Chris: Yeah, I think awareness of God’s work comes via testimony, and I think that’s a hard thing for sophisticated modern people like us to learn how to do—to talk about unwieldy and mysterious things of God with passion and gratefulness without sounding like lunatics, and sometimes you can’t help it.
But I’ve learned a lot about this with my kids in the last decade—swimming against this disenchanting tide in order to re-enchant the world. Not that we’re doing anything, but rather we’re learning to notice and expect and narrate what God is already doing. I want them to have a vivid imagination for how God is working without leaning on tired religious speech that’s empty. I’ve been trying to really discipline myself with a certain way of talking, with a certain expectation. So, when they come to me with a paper cut, we talk about how God will heal them; we ask God to heal them.
Less we forget in our forgetfulness that that healing is somehow natural or that it’s not a gift from God, no matter how minute or how normal it seems. How can we expect God to arrive, to act, to intervene in big ways (God forbid, if we want someone to be healed of cancer or after a car accident), if God hasn’t been the healer all along of rug burns and paper cuts and scrapes and bruises from learning how to ride our bikes and from self-imposed, damage we’ve done to ourselves? That’s one thing is re-enchanting our normal speech to create an expectation.
In terms of the passages, that “humiliated opponents,” I don’t know, maybe that’s not such a bad thing. It feels bad, in the midst of it when you are being brought down, humbled, subverted, surprised, but what if that is actually a gift? I think about the rich young ruler who came to Jesus, and it says that he went away sad because he had so much, but it leaves it really open-ended. He still might have embraced that as a gift and a calling and just did an accurate accounting of his life.

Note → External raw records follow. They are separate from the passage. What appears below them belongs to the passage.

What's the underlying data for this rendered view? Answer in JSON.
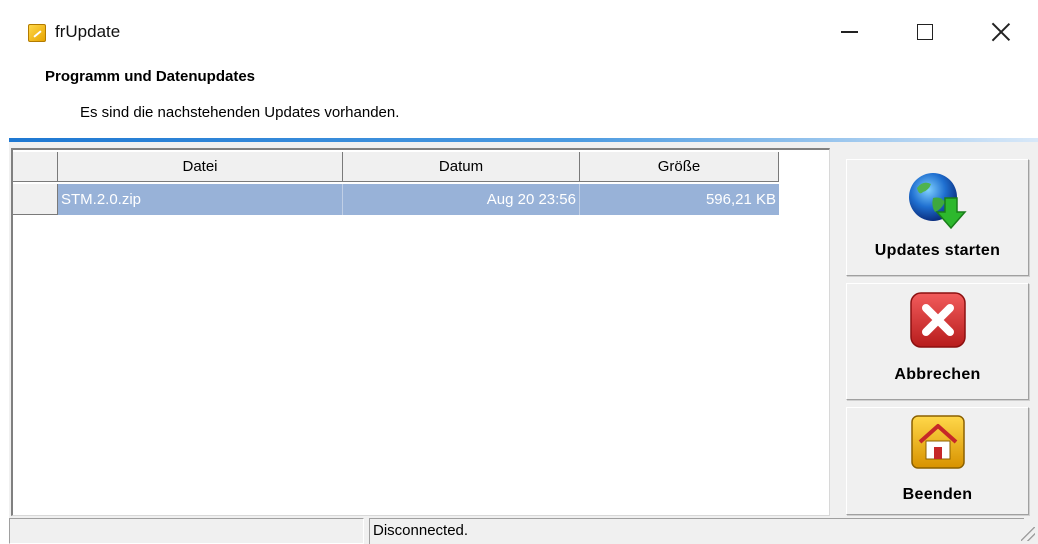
{
  "window": {
    "title": "frUpdate",
    "controls": {
      "minimize": "minimize-icon",
      "maximize": "maximize-icon",
      "close": "close-icon"
    }
  },
  "header": {
    "title": "Programm und Datenupdates",
    "subtitle": "Es sind die nachstehenden Updates vorhanden."
  },
  "grid": {
    "columns": [
      "Datei",
      "Datum",
      "Größe"
    ],
    "rows": [
      {
        "file": "STM.2.0.zip",
        "date": "Aug 20 23:56",
        "size": "596,21 KB",
        "selected": true
      }
    ],
    "selection_color": "#98b2d8"
  },
  "actions": {
    "start": {
      "label": "Updates starten",
      "icon": "globe-download-icon"
    },
    "cancel": {
      "label": "Abbrechen",
      "icon": "red-x-icon"
    },
    "quit": {
      "label": "Beenden",
      "icon": "home-icon"
    }
  },
  "status": {
    "text": "Disconnected."
  },
  "colors": {
    "accent_line": "#1e78d2",
    "cancel_red": "#d32f2f",
    "home_gold": "#e7a400"
  }
}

What if instead of when we find out we’re wrong or when we find out we actually missed out on what God has been doing all along, what if instead of doubling down or powering up or circling wagons or defending, what if there was an expectation that God was also working in us being wrong? And then there’s time and space to change our minds. There’s not a whole lot of value in that. It’ll be interesting if Elon Musk gives Twitter an edit button because we’re so used to our whole lives becoming un-editable hot takes that we can’t take back. So, we just double down and trench.
I don’t know. What if that is also a gift from God, proving us wrong and not in a vicious way, but in a gracious way? It’s not like divine gas lighting, but a way that can make us people able to ask forgiveness because we realize that we are often wrong.

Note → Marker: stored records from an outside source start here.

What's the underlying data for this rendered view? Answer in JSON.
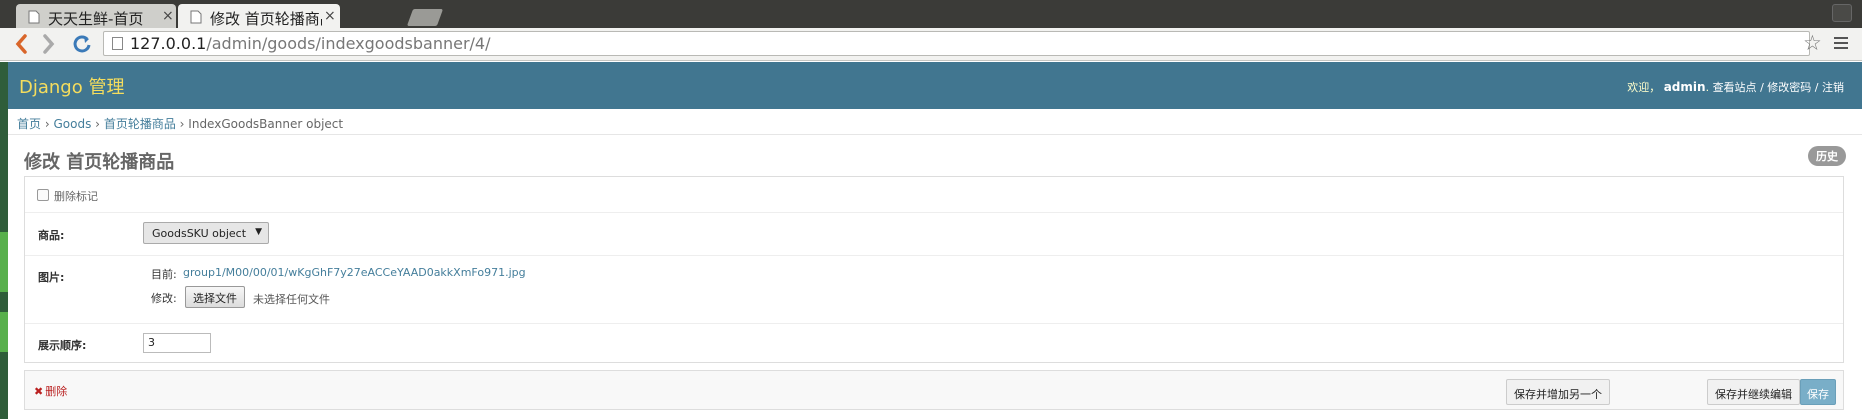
{
  "browser": {
    "tabs": [
      {
        "title": "天天生鲜-首页",
        "active": false
      },
      {
        "title": "修改 首页轮播商品 | D",
        "active": true
      }
    ],
    "url_host": "127.0.0.1",
    "url_path": "/admin/goods/indexgoodsbanner/4/",
    "close_glyph": "×"
  },
  "admin": {
    "branding": "Django 管理",
    "user_tools": {
      "welcome": "欢迎，",
      "username": "admin",
      "view_site": "查看站点",
      "change_password": "修改密码",
      "logout": "注销",
      "separator": "/"
    },
    "breadcrumbs": [
      "首页",
      "Goods",
      "首页轮播商品",
      "IndexGoodsBanner object"
    ],
    "breadcrumb_sep": "›"
  },
  "form": {
    "title": "修改 首页轮播商品",
    "history_button": "历史",
    "delete_mark_label": "删除标记",
    "goods_label": "商品:",
    "goods_selected": "GoodsSKU object",
    "image_label": "图片:",
    "image_current_label": "目前:",
    "image_current_value": "group1/M00/00/01/wKgGhF7y27eACCeYAAD0akkXmFo971.jpg",
    "image_change_label": "修改:",
    "file_button": "选择文件",
    "file_none": "未选择任何文件",
    "order_label": "展示顺序:",
    "order_value": "3"
  },
  "submit": {
    "delete_link": "删除",
    "save_add_another": "保存并增加另一个",
    "save_continue": "保存并继续编辑",
    "save": "保存"
  },
  "colors": {
    "header_bg": "#417690",
    "branding": "#f5dd5d",
    "link": "#447e9b",
    "delete": "#ba2121",
    "save_button": "#79aec8"
  }
}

Anthony: Well, it seems to me it ties back into being ready, right? As the Spirit woos us into greater maturity into the head, Jesus, it looks like that. And humiliation is painful, but it’s like our mutual friend, Jeff McSwain—I’ve heard him say often, “Life is just ongoing repentance.” Every day, it’s oh, I got that wrong! But we have one who knows what it looks like to condescend. And thanks be to God for that.
Small Group Discussion Questions
From Speaking of Life
- Why do we sometimes forget what God has done for us?

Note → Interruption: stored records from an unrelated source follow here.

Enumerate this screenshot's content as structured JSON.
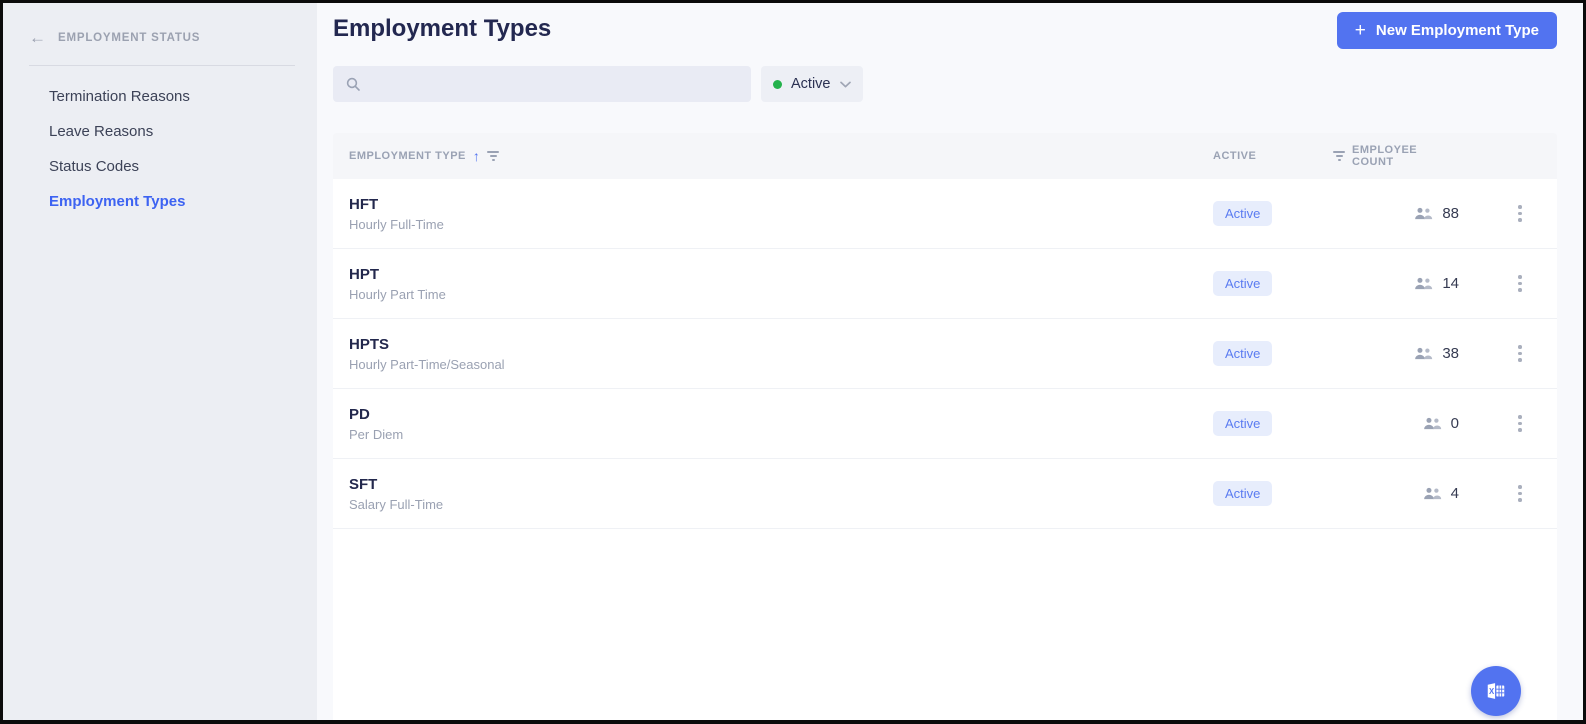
{
  "sidebar": {
    "back_label": "EMPLOYMENT STATUS",
    "items": [
      {
        "label": "Termination Reasons"
      },
      {
        "label": "Leave Reasons"
      },
      {
        "label": "Status Codes"
      },
      {
        "label": "Employment Types",
        "active": true
      }
    ]
  },
  "header": {
    "title": "Employment Types",
    "new_button_label": "New Employment Type"
  },
  "icons": {
    "plus": "+",
    "back_arrow": "←",
    "sort_ascending": "↑"
  },
  "filters": {
    "search": {
      "value": "",
      "placeholder": ""
    },
    "status": {
      "selected": "Active",
      "dot_color": "#24b24c"
    }
  },
  "table": {
    "columns": {
      "employment_type": "EMPLOYMENT TYPE",
      "active": "ACTIVE",
      "employee_count": "EMPLOYEE COUNT"
    },
    "rows": [
      {
        "code": "HFT",
        "description": "Hourly Full-Time",
        "status": "Active",
        "employee_count": 88
      },
      {
        "code": "HPT",
        "description": "Hourly Part Time",
        "status": "Active",
        "employee_count": 14
      },
      {
        "code": "HPTS",
        "description": "Hourly Part-Time/Seasonal",
        "status": "Active",
        "employee_count": 38
      },
      {
        "code": "PD",
        "description": "Per Diem",
        "status": "Active",
        "employee_count": 0
      },
      {
        "code": "SFT",
        "description": "Salary Full-Time",
        "status": "Active",
        "employee_count": 4
      }
    ]
  },
  "colors": {
    "accent_blue": "#5273f0",
    "sidebar_active_blue": "#3d63f2",
    "badge_bg": "#e7edfc",
    "badge_text": "#5b7cf1",
    "active_dot_green": "#24b24c",
    "title_navy": "#232850"
  }
}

- Are there ways that we can intentionally remember God’s goodness to us?
- Are there triggers we can spot in our lives when we are starting to get to a bad place emotionally?
- How can we assist others when we recognize that others are overly negative or depressed?
From the sermon
- According to the sermon, what does it mean to be “straightened up in Christ”?
- How is the life of Christ different from one that is curved inward? Name some things that would typify each life.
- Why do you think that Jesus didn’t wait until after the Sabbath to heal the woman?
- Why do people sometimes place rule-keeping over relationship and the needs of others?
- How can our congregation be less inward-focused and more outward-focused? Where do you think your congregation is in this regard?